Kafka is a messaging system, where it takes it large amount of data from various sources (Producers), and allows various services to read the data off it (Consumers). Central to the architecture is something called a Kafka Broker, which handles the messages coming in and out (just like a broker does).
Kafka was created by former LinkedIn data engineers, and the whole reason for that was to facilitate quick and scalable passing of messages.
Under The Hoods of Kafka
As mentioned above, the central piece is something called a Kafka broker, and within the broker are 2 more important components:
How these gel together are: Kafka has a set of Topics, which are distinct logical grouping of messages. One topic could contain messages pertaining to the weather, while the other topics could have messags about the traffic.
Each Topic is then partitioned into… Partitions. This allows parallel access to the various messages in a Topic. To track where the reading of the Partitions have happened until, the Partitions are further broken down into Segments. Each Segment stores a certain amount of messages, before a new Segment is formed.
A single Kafka cluster can have multiple brokers for redundancy. Each Parition is replicated across the various brokers. There is then a concept of a Partition leader and followers, where one of the replicas handle the read/write requests (thereby changing the index and data appended), while the rest of the replicas copy the changes made to the leader.
Partition Reading and Zero Copy
Tracking of the read data is handled by the consumer. The consumer is responsible for tracking the offset position of the log, which is where it was last read until. After reading the messages, the consumer has a choice of how to move the offset, be it linearly downwards, or resetting to the top to reread all the messages.
These Partitions are read only, and append only. And because we have an index keeping track of where the last message was read, message retrival is exactly O(1). Another reason for Kafka’s speed of data transfer is due its adoption of Zero-Copy, which is a kernel level transferof data, instead of going through the User Land, and Kernel Space. Zero-Copy
Within each topic, writing to a partition is done in a round robin manner. And as mentioned, writing to a partition is append only. This means that a producer wanting to write also operates at O(1)

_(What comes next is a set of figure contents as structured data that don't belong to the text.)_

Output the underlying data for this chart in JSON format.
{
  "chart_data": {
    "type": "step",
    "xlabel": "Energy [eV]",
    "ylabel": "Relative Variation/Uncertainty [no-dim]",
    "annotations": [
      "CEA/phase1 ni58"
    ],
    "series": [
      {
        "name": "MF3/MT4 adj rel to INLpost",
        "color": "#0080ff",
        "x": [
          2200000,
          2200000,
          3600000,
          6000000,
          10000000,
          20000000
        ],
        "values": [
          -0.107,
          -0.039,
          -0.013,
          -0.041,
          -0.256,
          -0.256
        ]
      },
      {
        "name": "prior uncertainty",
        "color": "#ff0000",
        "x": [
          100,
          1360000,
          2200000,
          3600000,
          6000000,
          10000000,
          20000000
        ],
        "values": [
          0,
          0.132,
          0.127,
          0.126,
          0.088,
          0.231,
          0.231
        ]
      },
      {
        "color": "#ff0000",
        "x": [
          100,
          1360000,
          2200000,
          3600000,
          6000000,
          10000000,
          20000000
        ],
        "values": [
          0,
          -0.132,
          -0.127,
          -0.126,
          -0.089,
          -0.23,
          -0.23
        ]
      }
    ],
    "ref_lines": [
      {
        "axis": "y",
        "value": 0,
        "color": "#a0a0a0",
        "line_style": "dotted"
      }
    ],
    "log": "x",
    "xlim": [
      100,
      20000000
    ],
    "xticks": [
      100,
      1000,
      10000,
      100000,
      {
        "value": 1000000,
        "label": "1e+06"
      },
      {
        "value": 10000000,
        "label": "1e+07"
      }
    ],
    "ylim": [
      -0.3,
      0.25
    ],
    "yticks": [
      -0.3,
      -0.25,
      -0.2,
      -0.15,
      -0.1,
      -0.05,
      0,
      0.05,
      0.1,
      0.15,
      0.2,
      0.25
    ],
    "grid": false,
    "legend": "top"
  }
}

The producer can also specify which partition to write to by attaching a key to the message. All records with the same key will go to the same partition.
Before a producer write to Kafka, it has to request for metadata, which tells it who is the leader to write to. One common error is setting the key to null or the same, and all the messages end up in the same partition, which defeats scalability.

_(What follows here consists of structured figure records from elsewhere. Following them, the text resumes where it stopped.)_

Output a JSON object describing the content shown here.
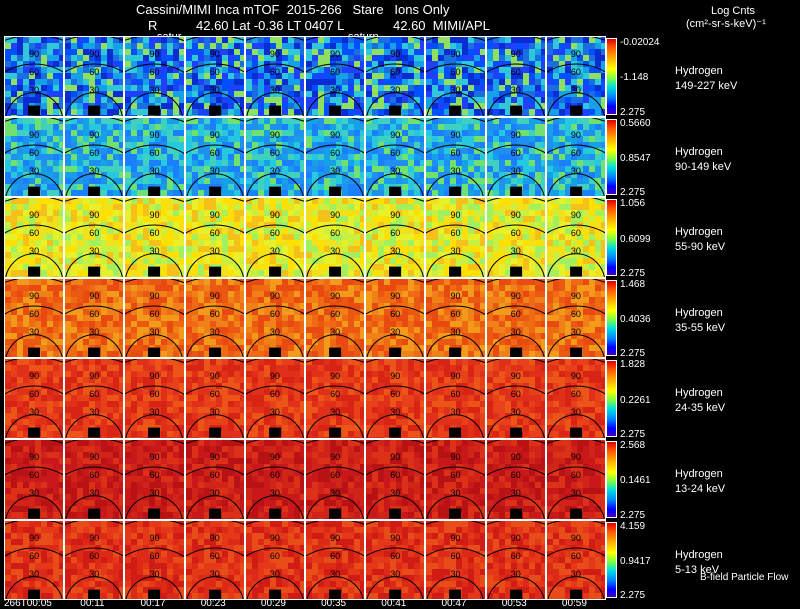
{
  "header": {
    "line1": "Cassini/MIMI Inca mTOF  2015-266   Stare   Ions Only",
    "line2_left": "R",
    "line2_mid": "42.60 Lat -0.36 LT 0407 L",
    "line2_right": "42.60  MIMI/APL",
    "satur_1": "satur",
    "satur_2": "saturn",
    "units_title": "Log Cnts",
    "units_sub": "(cm²-sr-s-keV)⁻¹"
  },
  "rows": [
    {
      "species": "Hydrogen",
      "energy": "149-227 keV",
      "max": "-0.02024",
      "mid": "-1.148",
      "min": "2.275",
      "theme": "blue"
    },
    {
      "species": "Hydrogen",
      "energy": "90-149 keV",
      "max": "0.5660",
      "mid": "0.8547",
      "min": "2.275",
      "theme": "cyan"
    },
    {
      "species": "Hydrogen",
      "energy": "55-90 keV",
      "max": "1.056",
      "mid": "0.6099",
      "min": "2.275",
      "theme": "yellow"
    },
    {
      "species": "Hydrogen",
      "energy": "35-55 keV",
      "max": "1.468",
      "mid": "0.4036",
      "min": "2.275",
      "theme": "orange"
    },
    {
      "species": "Hydrogen",
      "energy": "24-35 keV",
      "max": "1.828",
      "mid": "0.2261",
      "min": "2.275",
      "theme": "red"
    },
    {
      "species": "Hydrogen",
      "energy": "13-24 keV",
      "max": "2.568",
      "mid": "0.1461",
      "min": "2.275",
      "theme": "darkred"
    },
    {
      "species": "Hydrogen",
      "energy": "5-13 keV",
      "max": "4.159",
      "mid": "0.9417",
      "min": "2.275",
      "theme": "red2"
    }
  ],
  "latitude_labels": [
    "90",
    "60",
    "30"
  ],
  "time_labels": [
    "266T00:05",
    "00:11",
    "00:17",
    "00:23",
    "00:29",
    "00:35",
    "00:41",
    "00:47",
    "00:53",
    "00:59"
  ],
  "footer_note": "B-field Particle Flow",
  "colors": {
    "blue": "#1a6ee0",
    "cyan": "#26b0e6",
    "yellow": "#f2e01a",
    "orange": "#f06a14",
    "red": "#e0301a",
    "darkred": "#c8181a",
    "red2": "#dc2a16"
  }
}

Consumers and Consumer Groups
Low-Level Consumer is a single consumer, while a High-Level Consumer is a group of consumers, called a Consumer Group.
The broker dictates which consumer should read from which partition. 1 partition can only be read by 1 consumer, while 1 consumer can read from many partitions (Many-to-One). Because of this, when your number of consumers = number of partitions, optimization makes it One-to-One relationship. Adding more consumers are useless, as each partition is already occupied by a single consumer.
Messages are never pushed down to the consumers, but are always pulled.